Ah amisgi che numerossi mi seguite da cassa che è anche mi cassa, porchè mi cassa es tu cassa e tu cassa es mi cassa, che bella meriggiata di primavera timida ho trascorso sulle silvestri ripe del fiume porcone che scorre lontano lontano, ma poi neanche così lontano che in meno di un’orata si è là.
Che bel ritrovarsi a casa, tra gli usi e gli (s)costumi che hanno formato la mia gioventù sino alla maturità totalmente immatura di oggi, che bello questo appianamento delle differenze in chiave socialista reale che conduce alla concretizzazione dell’utopico assioma che recita che ciò che è tuo è parecchiamente mio e la ultraminchia che è mia è sicuramente di tua moglie, ma anche un po’ tua se lo vuoa e se mi vuoa, sconosciuto amico dalle invidiabili corna barocche che siedi nudo con la tua femmina di pura Carne di Sozza Suina Viziosa in Calore nuda accanto, ambedue stagionati e sfrizzolati dal morbino del mostrare l’intimo osceno e questo è esattamente il fulcrum della maestosa filosofia superiore che trascende i paradigmi ottusi della società miope, rendendo assolutamente irresistibile l’età, l’imperfezione, la cellulite, il rilassamento dei tessuti, poiché ciò che è difetto per gli standardizzati cervelli morenti è esaltante pregio per noi Eletti Sacerdoti dell’Oscena Sozzura Deviante Amorale.
Senza parole compaio dalle frasche e siedo nudo sul plaid di verde tartan accanto alla Suina Stagionata che scosta le natiche ancora candide per accogliermi accanto a sé, calando l’asciugamano che grottescamente parava sulle spalle come supposta protezione agli sguardi, ben sapendo invece dell’accentratore risultato opposto, ed io esibisco sfacciato il mio Gran Pezzo di Carne di Porco in tutta la sua scappellata dura magnificenza e un laido sorriso di lei dietro l’occhialone da sole è sintomo dell’inizio della manipolazione genitale alla quale mi dedico con vivacissima ed entusiastica passione, trafficando tra quelle molli cosce a ravanar il plissettato pube nudo, caldo e tenero, mentre il Ramificato Consorte traffica sul suo patetico pisellino rinsecchito e le danze anonime travolgono i sensi, con l’acqua porcona che gorgoglia, la ficona sudante che sciacquetta, la manina strizzante la minchiona ultraterrena e il maritone sbavante da ogni poro conosciuto e sconosciuto.
Bello, superbo e divino sentir l’anticata mano porca che fa appassionata sega esperta mentre il mio occhio cade sulle tozze ditina dei piedi e la mia bocca guadagna la suzione di quei ditali di carne induriti come marmo che svettano sui seni candidi e molli e il grugnir di blasfemi apprezzamenti reciproci al limite della bestemmia ci infoia e ci imbestia, conducendoci a un incollaggio epidermico sensuale, contrapposto dall’armeggiar veloce di duro cazzo e aperta fica, sotto gli occhi estasiati del Fortunato Cornuto che, superata la timidezza iniziale, allunga la pargoletta mano accanto a quella della Puttanissima Consorte per saggiare la consistenza di Mastro Tarello allo stato Ultrasolido.
Bello.
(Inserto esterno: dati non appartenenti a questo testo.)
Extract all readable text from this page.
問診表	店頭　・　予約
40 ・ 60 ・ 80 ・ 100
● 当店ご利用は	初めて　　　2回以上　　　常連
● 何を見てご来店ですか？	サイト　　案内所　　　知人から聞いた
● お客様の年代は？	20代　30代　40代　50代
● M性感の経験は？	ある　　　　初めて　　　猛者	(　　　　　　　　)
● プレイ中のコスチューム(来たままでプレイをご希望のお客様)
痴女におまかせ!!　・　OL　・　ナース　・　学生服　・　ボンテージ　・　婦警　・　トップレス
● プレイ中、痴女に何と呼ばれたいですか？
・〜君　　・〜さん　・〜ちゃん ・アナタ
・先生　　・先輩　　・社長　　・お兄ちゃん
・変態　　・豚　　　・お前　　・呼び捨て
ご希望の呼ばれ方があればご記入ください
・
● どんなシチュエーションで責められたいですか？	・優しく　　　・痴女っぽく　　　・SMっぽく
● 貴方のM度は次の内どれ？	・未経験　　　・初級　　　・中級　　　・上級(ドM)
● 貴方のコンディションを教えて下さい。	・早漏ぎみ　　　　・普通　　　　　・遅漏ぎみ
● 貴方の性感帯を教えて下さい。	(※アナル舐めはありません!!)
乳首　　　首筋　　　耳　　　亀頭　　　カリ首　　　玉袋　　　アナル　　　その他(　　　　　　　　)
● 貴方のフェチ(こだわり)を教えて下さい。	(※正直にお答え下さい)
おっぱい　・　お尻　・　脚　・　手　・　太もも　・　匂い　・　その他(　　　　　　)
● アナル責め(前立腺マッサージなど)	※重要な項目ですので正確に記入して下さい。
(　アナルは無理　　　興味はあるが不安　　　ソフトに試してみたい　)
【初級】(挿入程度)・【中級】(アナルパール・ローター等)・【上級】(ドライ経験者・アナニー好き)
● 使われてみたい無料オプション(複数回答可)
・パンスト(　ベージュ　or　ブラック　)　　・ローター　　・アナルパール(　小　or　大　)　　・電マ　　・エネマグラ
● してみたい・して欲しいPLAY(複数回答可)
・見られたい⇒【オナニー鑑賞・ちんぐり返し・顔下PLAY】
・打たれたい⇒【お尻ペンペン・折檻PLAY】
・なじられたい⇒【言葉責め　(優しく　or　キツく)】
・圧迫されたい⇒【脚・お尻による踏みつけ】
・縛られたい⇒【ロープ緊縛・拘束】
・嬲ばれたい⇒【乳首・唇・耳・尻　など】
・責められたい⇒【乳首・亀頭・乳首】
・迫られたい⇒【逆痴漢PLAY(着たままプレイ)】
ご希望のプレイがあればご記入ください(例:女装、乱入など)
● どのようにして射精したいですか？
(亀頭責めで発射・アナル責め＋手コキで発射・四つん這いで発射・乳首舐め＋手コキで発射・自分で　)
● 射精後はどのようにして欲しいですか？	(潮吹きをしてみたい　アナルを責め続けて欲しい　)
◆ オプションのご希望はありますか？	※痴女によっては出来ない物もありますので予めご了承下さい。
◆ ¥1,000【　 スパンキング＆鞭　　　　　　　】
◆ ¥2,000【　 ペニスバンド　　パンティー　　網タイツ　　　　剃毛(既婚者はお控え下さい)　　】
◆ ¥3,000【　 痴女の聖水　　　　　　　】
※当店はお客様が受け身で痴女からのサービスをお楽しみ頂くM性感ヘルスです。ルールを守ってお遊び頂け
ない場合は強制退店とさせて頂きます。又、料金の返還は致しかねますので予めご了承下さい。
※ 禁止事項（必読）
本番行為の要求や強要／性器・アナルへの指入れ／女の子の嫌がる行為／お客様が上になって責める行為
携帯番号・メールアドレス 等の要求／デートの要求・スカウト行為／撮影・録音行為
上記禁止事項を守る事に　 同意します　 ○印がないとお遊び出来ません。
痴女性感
Belli il veto e la regola dettati da Madame Sozzona: no lingua, no baci, no leccate di sessi, ma solo manipolazione epilettica e allora che manipolazione epilettica sia, mia Vacca Sozzissima, ancorché codesto armeggiar sguaiato e sapiente mi conduce allo schizzo sborrone di lì a poco, schizzo sborrone che irrora le sue cellulitiche e divine cosce e anche il ginocchio rinsecchito del Corneo Marito stabulante in posizione troppo vicina per evitarlo.
Sono a casa, maestosa casa, sublime casa che mi disintossica di tante torbide pene d’oltre cortina, dove il sesso mercenario è zeppo di perfette forme, ma intriso soprattutto di sbiadite essenze e sono esaltato, compiaciuto, strabiliato da tanta crudeltà sessuale, carne frolla d’uso pubblico che saluto alzandomi senza nemmeno tante cerimonie, ritornando nel fittizio del boschizio per poi dileguarmi tra le gelide frasche che par che butti a piovere ed io ho una serata davanti a me, da condividere con amici porci e depravati nella blasonata Domiziopoli, patria del rotacismo erotico. Casa.